I would take a pic of the gun,then call for an officer to come get it ----- AND no way would I leave any fingerprints on it in the event it was used in a crime.

Guess that is what comes from being a cop for over a quarter century .

I guess we think alike. I would just call the local LE. And I live in a very gun friendly state, and only my friends would ever question me about carrying around a new glock. (My friends would as if I lost my mind.) Odds the gun has been used in a crime is probably one in a million, but I would hate to be the one.
But back to the original post, was the gun left there overnight? And did you know the guys who said they knew the owner, and, unless the weapon was highly modified, how would they know who owned the weapon just by looking at it?
 
I've never had anything like this happen to me, but I'd probably react differently depending on what the gun is.

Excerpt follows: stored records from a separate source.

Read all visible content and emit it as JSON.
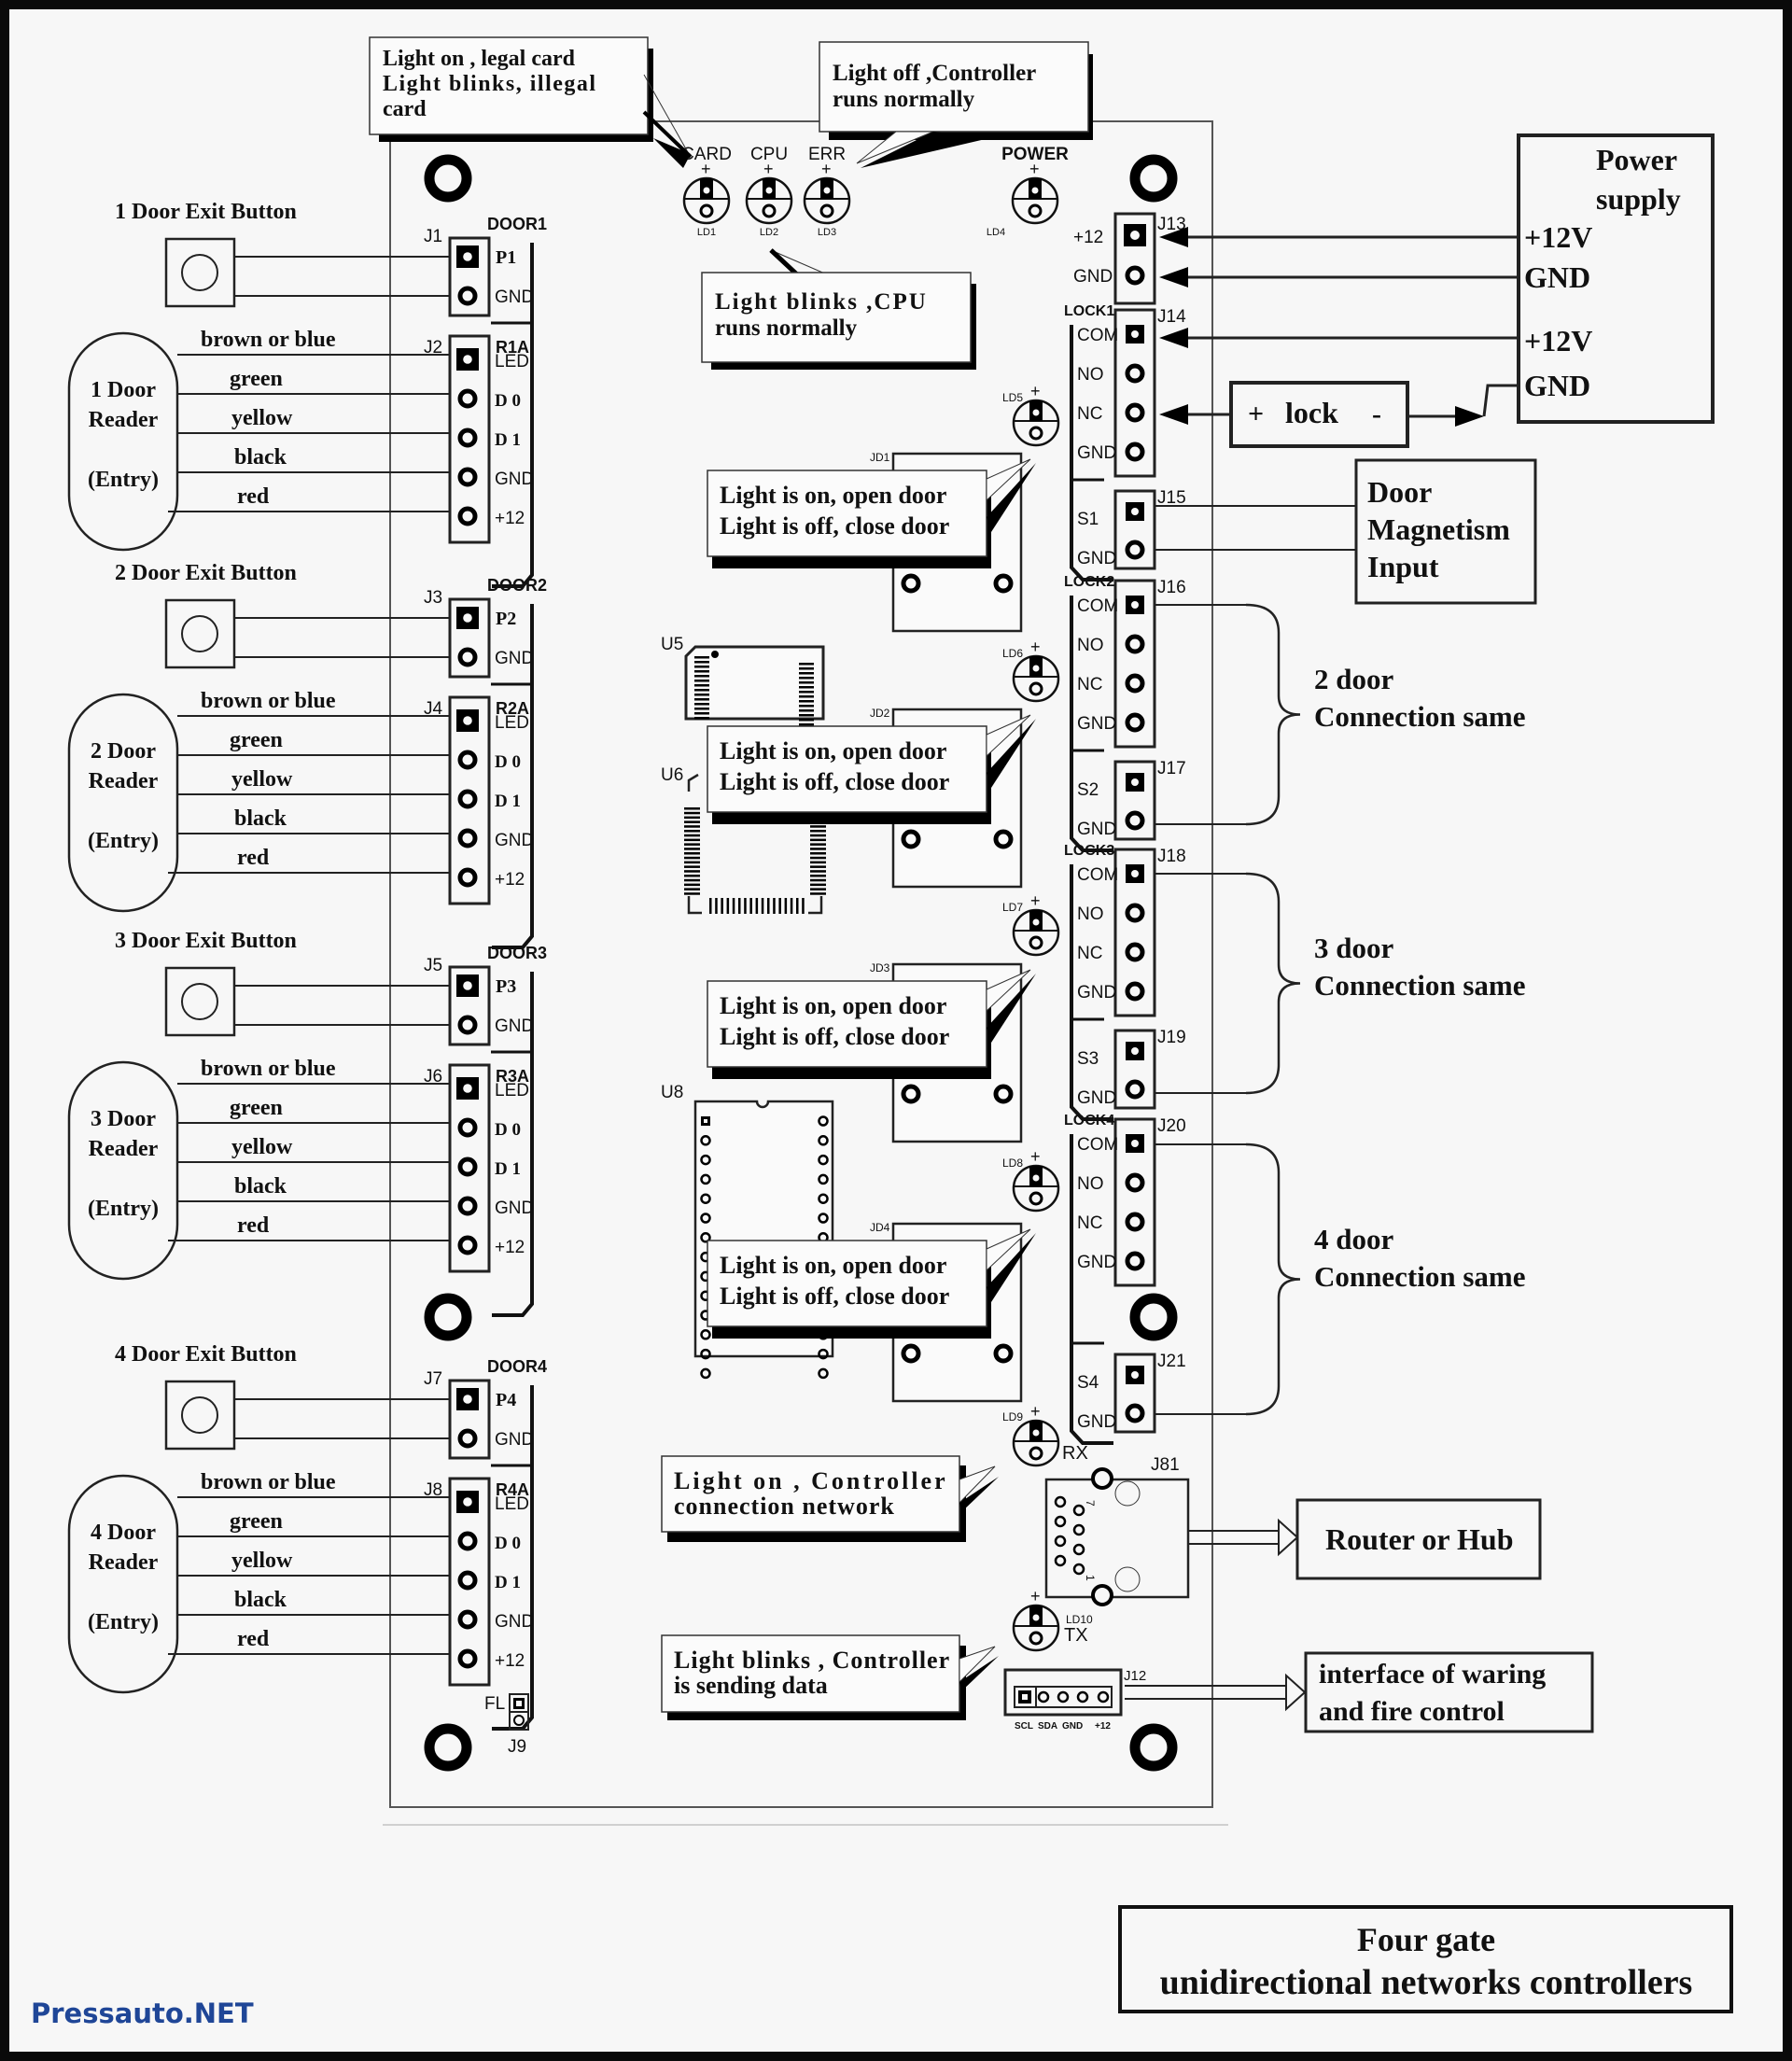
{
  "title": {
    "line1": "Four gate",
    "line2": "unidirectional networks controllers"
  },
  "watermark": "Pressauto.NET",
  "status_leds": [
    {
      "label": "CARD",
      "ref": "LD1"
    },
    {
      "label": "CPU",
      "ref": "LD2"
    },
    {
      "label": "ERR",
      "ref": "LD3"
    },
    {
      "label": "POWER",
      "ref": "LD4"
    }
  ],
  "callouts": {
    "card": [
      "Light on , legal card",
      "Light blinks, illegal",
      "card"
    ],
    "err": [
      "Light off ,Controller",
      "runs normally"
    ],
    "cpu": [
      "Light blinks ,CPU",
      "runs normally"
    ],
    "relay": [
      "Light is on, open door",
      "Light is off, close door"
    ],
    "rx": [
      "Light on , Controller",
      "connection network"
    ],
    "tx": [
      "Light blinks , Controller",
      "is sending data"
    ]
  },
  "doors": [
    {
      "exit_label": "1 Door Exit Button",
      "reader": [
        "1 Door",
        "Reader",
        "(Entry)"
      ],
      "group": "DOOR1",
      "btn_conn": "J1",
      "btn_pin": "P1",
      "reader_conn": "J2",
      "reader_tag": "R1A"
    },
    {
      "exit_label": "2 Door Exit Button",
      "reader": [
        "2 Door",
        "Reader",
        "(Entry)"
      ],
      "group": "DOOR2",
      "btn_conn": "J3",
      "btn_pin": "P2",
      "reader_conn": "J4",
      "reader_tag": "R2A"
    },
    {
      "exit_label": "3 Door Exit Button",
      "reader": [
        "3 Door",
        "Reader",
        "(Entry)"
      ],
      "group": "DOOR3",
      "btn_conn": "J5",
      "btn_pin": "P3",
      "reader_conn": "J6",
      "reader_tag": "R3A"
    },
    {
      "exit_label": "4 Door Exit Button",
      "reader": [
        "4 Door",
        "Reader",
        "(Entry)"
      ],
      "group": "DOOR4",
      "btn_conn": "J7",
      "btn_pin": "P4",
      "reader_conn": "J8",
      "reader_tag": "R4A"
    }
  ],
  "wire_colors": [
    "brown or blue",
    "green",
    "yellow",
    "black",
    "red"
  ],
  "reader_pins": [
    "LED",
    "D 0",
    "D 1",
    "GND",
    "+12"
  ],
  "gnd_label": "GND",
  "locks": [
    {
      "name": "LOCK1",
      "conn": "J14",
      "sensor_conn": "J15",
      "sensor": "S1",
      "led": "LD5",
      "relay": "JD1"
    },
    {
      "name": "LOCK2",
      "conn": "J16",
      "sensor_conn": "J17",
      "sensor": "S2",
      "led": "LD6",
      "relay": "JD2"
    },
    {
      "name": "LOCK3",
      "conn": "J18",
      "sensor_conn": "J19",
      "sensor": "S3",
      "led": "LD7",
      "relay": "JD3"
    },
    {
      "name": "LOCK4",
      "conn": "J20",
      "sensor_conn": "J21",
      "sensor": "S4",
      "led": "LD8",
      "relay": "JD4"
    }
  ],
  "lock_pins": [
    "COM",
    "NO",
    "NC",
    "GND"
  ],
  "power_conn": {
    "ref": "J13",
    "pins": [
      "+12",
      "GND"
    ]
  },
  "power_supply": {
    "title": [
      "Power",
      "supply"
    ],
    "terminals": [
      "+12V",
      "GND",
      "+12V",
      "GND"
    ]
  },
  "lock_device": {
    "plus": "+",
    "label": "lock",
    "minus": "-"
  },
  "door_magnetism": [
    "Door",
    "Magnetism",
    "Input"
  ],
  "connection_same": [
    [
      "2 door",
      "Connection same"
    ],
    [
      "3 door",
      "Connection same"
    ],
    [
      "4 door",
      "Connection same"
    ]
  ],
  "chips": [
    "U5",
    "U6",
    "U8"
  ],
  "network": {
    "rx_led": "LD9",
    "rx_label": "RX",
    "tx_led": "LD10",
    "tx_label": "TX",
    "jack": "J81",
    "pin7": "7",
    "pin1": "1",
    "router": "Router or Hub"
  },
  "alarm_port": {
    "ref": "J12",
    "pins": [
      "SCL",
      "SDA",
      "GND",
      "+12"
    ],
    "target": [
      "interface of waring",
      "and fire control"
    ]
  },
  "fire_jumper": {
    "label": "FL",
    "ref": "J9"
  }
}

If it was something like a Glock or Hi Point, I'd assume the owner was tired of their cheap feeling appliance and was just getting rid of it. I might even dissemble it and throw it away for them!

But if it was a quality firearm, I'd probably leave a note with my contact info on it, and also get in contact with whoever runs the range. I doubt I'd want to involve the police.

:neener:
 
My club has a private range restricted to members and their guests. It's open to the general public only for matches for which non-members must provide contact information. Therefore, it should be easy to find the owner of a gun that has been left behind. Since the range has a locked building to which only members have access, I would leave a found gun out of sight inside and notify club officers. Keeping the gun myself for return to the owner raises issues about transfer of possession and possible legal requirements for background checks (as silly as that sounds).

It's harder to deal with a gun found on a range accessible to the general public. Options run from immediately calling an emergency telephone number for the entity that owns the range to calling 911. I would not take possession of the gun and leave behind my personal contact information.
 
Take it with you, take it to the police after so many days it’s yours if unclaimed or put the word out and try to find the owner yourself.
If you leave it a thief will take it.

I ran across an air compressor on the edge of a dirt road a month or so ago. It appeared someone lost it off their flatbed. I had too much junk in my pickup to load it up, so I put the word out. The guy who lost it called me a couple hours later and asked if I had it, he said it was gone when he went for it. I had only told honest people that had business in the area it’s whereabouts. So someone must have cut through and found a payday in the ditch. I really felt bad I didn’t make more effort to load it up, I bet I’d have got a 30 pack reward for it’s safe return!
 
I find shooting glasses or staple guns at my range every year. Call the club president and tell him, then take the item to him for delivery to the rightful owner. I'd do the same with any firearm left at the club. Sometimes kids enter the club to look for brass or bullets when no one is shooting. I wouldn't want them to find the gun.
 
I'd turn it in to the cops. They have the ability to determine ownership; I don't.

Maybe in the places that have some kind of gun registration system in place. For most of the country, the best they could do would be to contact the ATF and find out when it last changed hands with a 4473.

For a large number of firearms, that would have been quite a few owners ago.

Not only that, even if the owner went to the station to get his gun, unless he had some form of proof that it was his, he probably won't get it back.